If you know anything about my life, you know that my husband Patrick qualifies for sainthood. But I’m a little worried he is slipping in a few areas. Areas that could affect our marriage. And not in a good way.
He’s started to fabricate stories. Last week he said we were both in our cars ready to leave for work and after I left he had to go back in the house, turn off all the lights and shut my garage door. He then began a ranty sort of discourse about me rolling out the red carpet for burglars and vagabonds.
There are several discrepancies in his tall tale.
I know for a fact that not ‘all the lights’ were on. When we get ready for work we only have lights on in the bedroom, two bathrooms, kitchen, office, living room, and dining room.
He didn’t take any photos of these alleged burning bulbs or the gaping garage door. There is no jury that could convict me on the basis of these lame accusations. I should know. I was on jury duty last summer.

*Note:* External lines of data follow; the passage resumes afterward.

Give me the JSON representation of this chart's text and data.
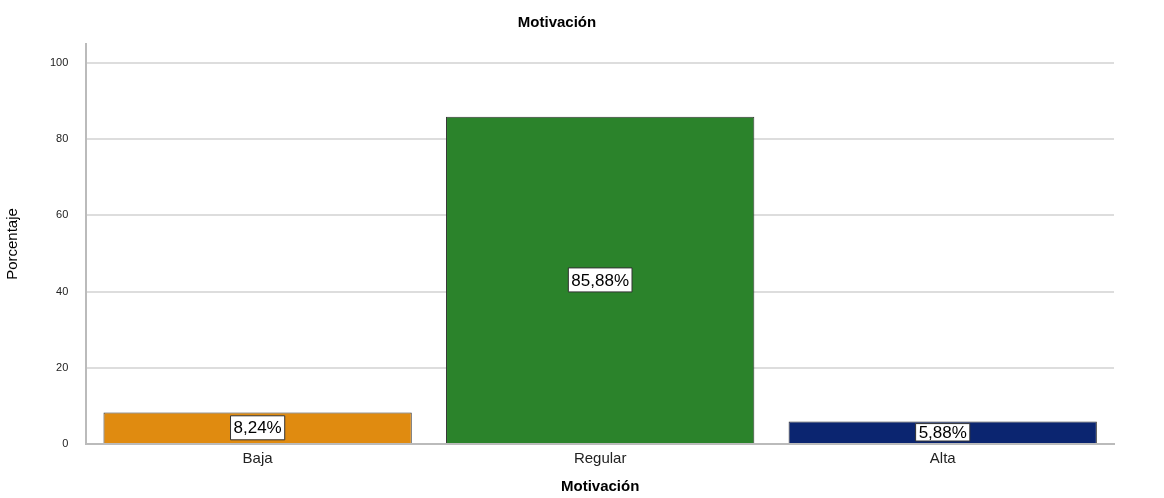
{
  "chart_data": {
    "type": "bar",
    "title": "Motivación",
    "xlabel": "Motivación",
    "ylabel": "Porcentaje",
    "categories": [
      "Baja",
      "Regular",
      "Alta"
    ],
    "values": [
      8.24,
      85.88,
      5.88
    ],
    "colors": [
      "#e08b10",
      "#2b832b",
      "#0b2570"
    ],
    "value_labels": [
      "8,24%",
      "85,88%",
      "5,88%"
    ],
    "ylim": [
      0,
      105
    ],
    "yticks": [
      0,
      20,
      40,
      60,
      80,
      100
    ],
    "grid": "y"
  }
}
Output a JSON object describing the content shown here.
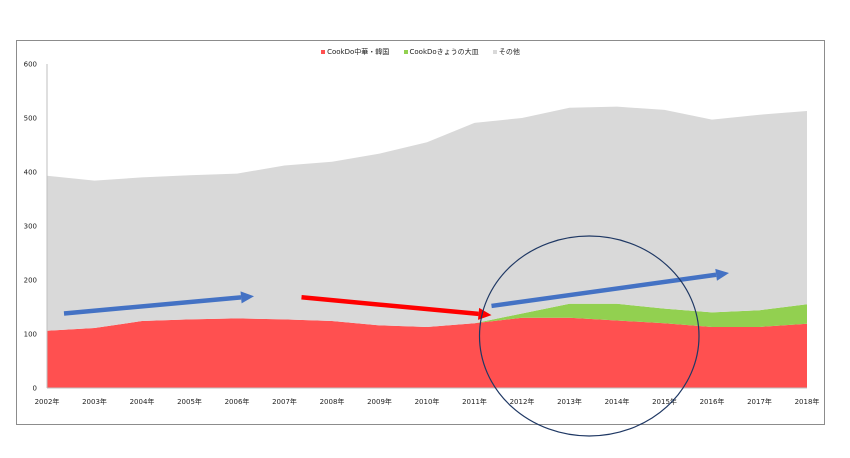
{
  "chart_data": {
    "type": "area",
    "stacked": true,
    "categories": [
      "2002年",
      "2003年",
      "2004年",
      "2005年",
      "2006年",
      "2007年",
      "2008年",
      "2009年",
      "2010年",
      "2011年",
      "2012年",
      "2013年",
      "2014年",
      "2015年",
      "2016年",
      "2017年",
      "2018年"
    ],
    "series": [
      {
        "name": "CookDo中華・韓国",
        "color": "#ff5050",
        "values": [
          106,
          111,
          124,
          127,
          129,
          127,
          124,
          116,
          113,
          120,
          130,
          130,
          125,
          120,
          113,
          113,
          119
        ]
      },
      {
        "name": "CookDoきょうの大皿",
        "color": "#92d050",
        "values": [
          0,
          0,
          0,
          0,
          0,
          0,
          0,
          0,
          0,
          0,
          8,
          26,
          31,
          27,
          27,
          31,
          36
        ]
      },
      {
        "name": "その他",
        "color": "#d9d9d9",
        "values": [
          287,
          273,
          266,
          267,
          268,
          285,
          295,
          318,
          342,
          371,
          362,
          363,
          365,
          368,
          357,
          362,
          358
        ]
      }
    ],
    "ylim": [
      0,
      600
    ],
    "yticks": [
      0,
      100,
      200,
      300,
      400,
      500,
      600
    ],
    "legend_position": "top",
    "grid": false,
    "annotations": [
      {
        "type": "arrow",
        "color": "#4472c4",
        "from": [
          "2002年",
          138
        ],
        "to": [
          "2006年",
          170
        ]
      },
      {
        "type": "arrow",
        "color": "#ff0000",
        "from": [
          "2007年",
          168
        ],
        "to": [
          "2011年",
          135
        ]
      },
      {
        "type": "arrow",
        "color": "#4472c4",
        "from": [
          "2011年",
          152
        ],
        "to": [
          "2016年",
          213
        ]
      },
      {
        "type": "ellipse",
        "color": "#1f3864",
        "around": [
          "2011年",
          "2016年"
        ]
      }
    ]
  }
}
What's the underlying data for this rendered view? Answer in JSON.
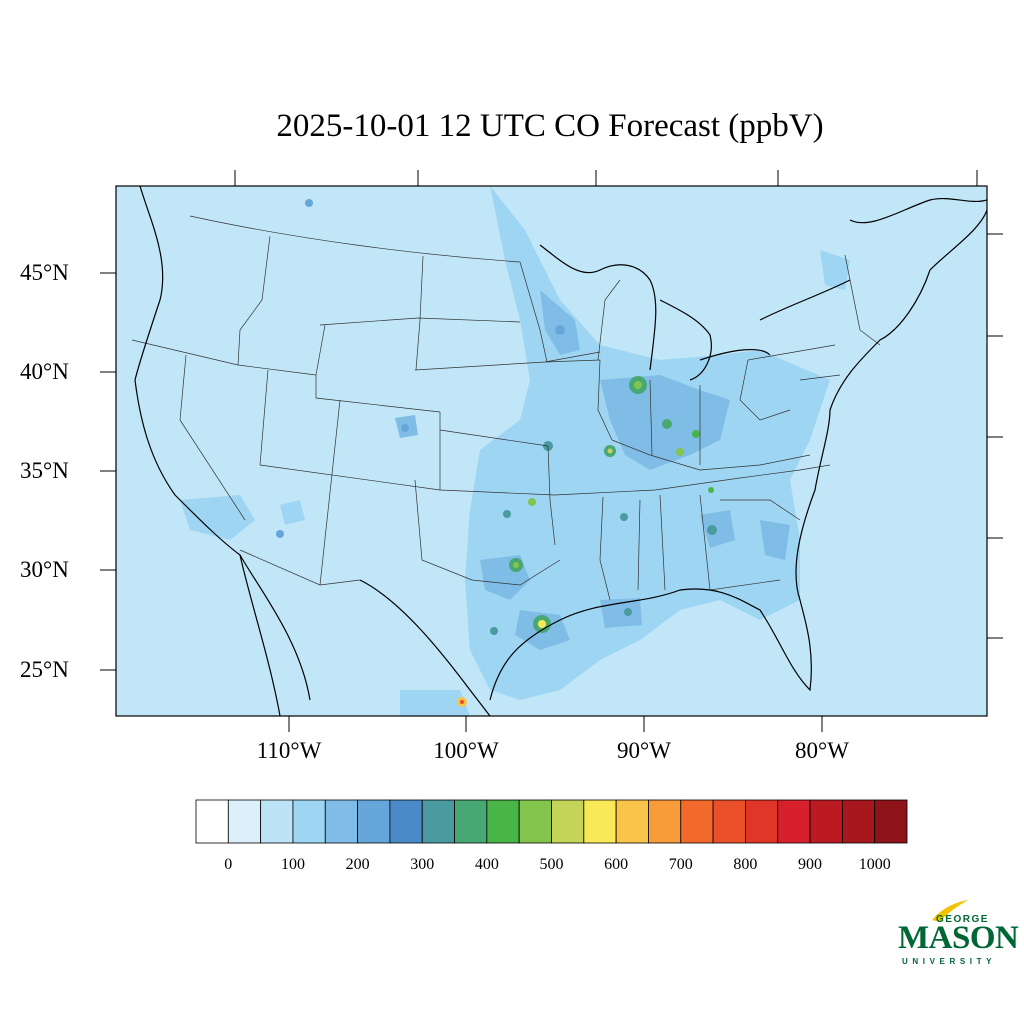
{
  "title": "2025-10-01 12 UTC CO Forecast (ppbV)",
  "map": {
    "lat_ticks": [
      "45°N",
      "40°N",
      "35°N",
      "30°N",
      "25°N"
    ],
    "lon_ticks": [
      "110°W",
      "100°W",
      "90°W",
      "80°W"
    ],
    "background_color": "#c0e6f8"
  },
  "colorbar": {
    "labels": [
      "0",
      "100",
      "200",
      "300",
      "400",
      "500",
      "600",
      "700",
      "800",
      "900",
      "1000"
    ],
    "colors": [
      "#ffffff",
      "#dcf0fa",
      "#bde4f6",
      "#9ed5f2",
      "#80bde6",
      "#67a6da",
      "#4a8ac8",
      "#4a9aa0",
      "#48a873",
      "#49b448",
      "#82c44c",
      "#c3d459",
      "#f9e858",
      "#f8c44a",
      "#f89b3b",
      "#f26a2c",
      "#e9502a",
      "#e03529",
      "#d6202b",
      "#bc1a22",
      "#a6181e",
      "#8e141a"
    ]
  },
  "logo": {
    "line1": "GEORGE",
    "line2": "MASON",
    "line3": "UNIVERSITY"
  }
}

He’s lost his sense of humor. Last week I burst into the house at the end of my workday exclaiming, “Wait until you hear the funny thing that happened today!”
He raised an eyebrow. “Go on,” he intoned.
“I broke with routine and decided to go out to lunch with Lindsey and Brandi. As I was standing in line waiting to order I realized what I wanted wasn’t available. Not as an individual item or a value meal. I clutched Lindsey’s arm and said, ‘When did they take Whoppers off the menu? Isn’t that a staple?’ She said, ‘You do know we are at Wendy’s, right?’
His silence was deafening.
I chattered, “Isn’t that funny? I was in Wendy’s trying to order a Burger King menu item, get it? It’s funny, right? WHY AREN’T YOU LAUGHING?”
He’s decided to speak his mind. Patrick reminded me to take my computer to work as I was donning my LL Bean coat to dash out the door. Sometime between zipping my coat and fumbling for keys, I forgot the computer. And I was naïve enough to admit it that evening.
Instead of keeping his thoughts to himself he blurted, “You forgot your computer? Even when I reminded you as you were leaving? How could you do that?”
I had an excellent retort, “I have a lot on my mind.”
Apparently he didn’t recognize the lifeline I had thrown him, because instead of saying, “Of course, darling, I understand,” he hurled this frigid response, “So do I.”
He’s taken control of the money. A few months ago when his work was part-time, I relinquished bill paying and checkbook balancing to him. I must say he has done a stellar job but he’s a bit tight with the control. He hides the checkbook and questions every purchase I make with my credit card.
He knew I had a hair appointment and asked if I needed a check to which I replied, “I think I have cash so I should be okay.”
He was relentless.
“Can you check your wallet to see if you have enough cash?”
“I’m writing, can it wait?”
“No, I need to know now.”
“Okay, I’ll look. Yes, I have cash. But if I use it I’ll be broke. But I can get more at the ATM in that creepy little ‘store-that’s-frequently-robbed.’
“So do you need a check?”
“Yes, I need a check.”
He may me take for a fool, but I’ve learned my lesson. I’m not going to tell him I left the check on my desk.
I do have hope his game-changing behavior does not signify ‘game over.’ He’s been secretive lately, and I think he’s planning something special for me. By the looks of the brochures that have been arriving in the mail, it might be a new home.
In what ways has your spouse or partner changed the rules of behavior in your relationship? How did you cope?